Courgette and pea pasta recipe

99 ratings

Jamie Oliver says, "Tearing up lasagne sheets gives you super silky pasta, which is delicious with courgettes and peas. I’m holding back a little cooking water to emulsify with the cheese and create a beautiful creamy sauce. You should definitely try this at home!" See method

  • Serves 4
  • 5 mins to prepare and 15 mins to cook
  • 262 calories / serving
  • Healthy


  • 2 garlic cloves
  • 2 courgettes
  • 1 tbsp olive oil
  • ½ tsp dried crushed chillies (optional)
  • 250g fresh lasagne sheets
  • 160g fresh garden peas (or frozen)
  • ½ a bunch of fresh mint (15g)
  • 50g Parmigiano Reggiano
  • 1 lemon
  • extra virgin olive oil
Source of protein, which supports the maintenance of muscle mass

Each serving contains

  • Energy

  • Fat

    11g 16%
  • Saturates

    5g 23%
  • Sugars

    4g 4%
  • Salt

    0.8g 13%

of the reference intake
Carbohydrate 27.3g Protein 13.7g Fibre 13.7g


JO 155x255
  1. Bring a large pan of salted water to the boil.
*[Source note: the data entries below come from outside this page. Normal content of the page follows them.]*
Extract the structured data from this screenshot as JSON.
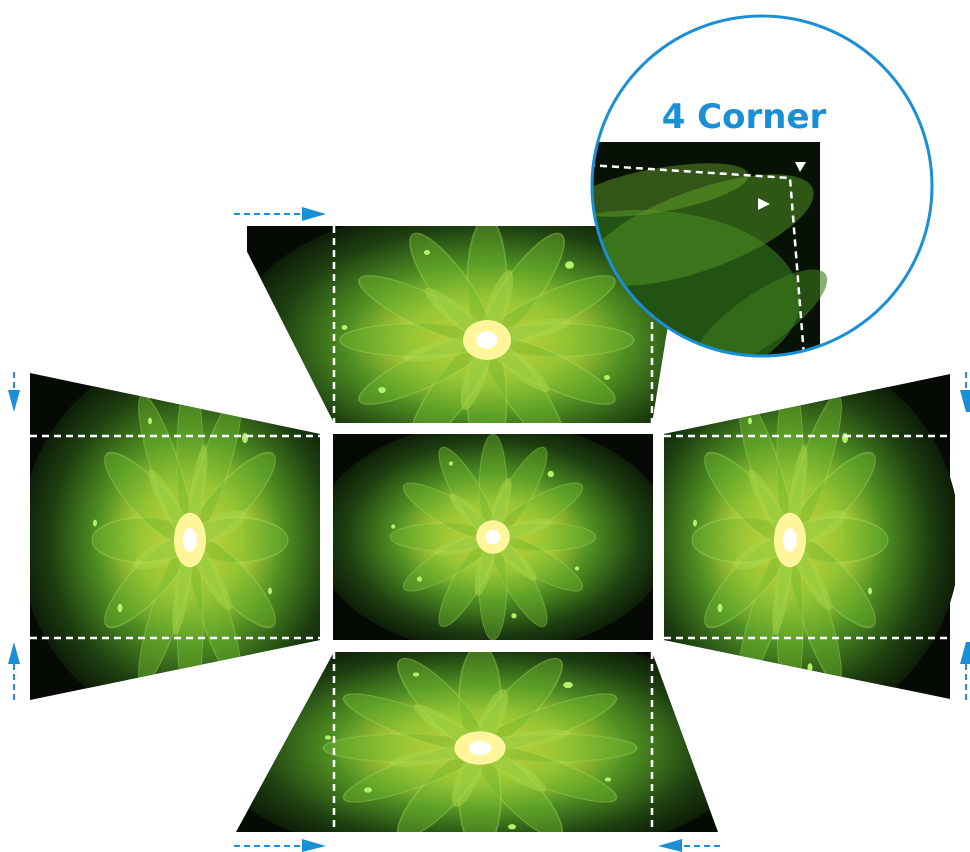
{
  "diagram": {
    "callout_title": "4 Corner",
    "panels": [
      "top",
      "left",
      "center",
      "right",
      "bottom"
    ]
  },
  "colors": {
    "accent": "#1a8fd6",
    "guide": "#ffffff",
    "image_dark": "#050a04",
    "image_leaf": "#2f6b18",
    "image_glow": "#f6e23a"
  },
  "icons": {
    "arrow": "arrow-icon",
    "corner_marker": "triangle-marker-icon"
  }
}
Peel and finely slice the garlic; trim and halve the courgettes lengthways, then slice into half-moons.
  2. Place a large non-stick frying pan over a medium heat with the olive oil. Add the garlic and chilli flakes (if using), cook for 1 min, then add the courgettes and a pinch of sea salt and black pepper. Cook for 10 mins, or until golden and softened, stirring occasionally.
  3. Roughly tear the lasagne sheets and drop into the boiling water along with the peas. Cook for 2 mins, then drain, reserving a mugful of pasta water.
  4. Toss the drained pasta and peas into the courgette pan with a good splash of pasta water. Tear in the mint leaves, then finely grate in most of the Parmesan. Add another splash of pasta water, then squeeze in all the lemon juice; toss well, then taste and season to perfection.
  5. Dish up, finely grate over the remaining Parmesan and drizzle with extra-virgin olive oil, before tucking in.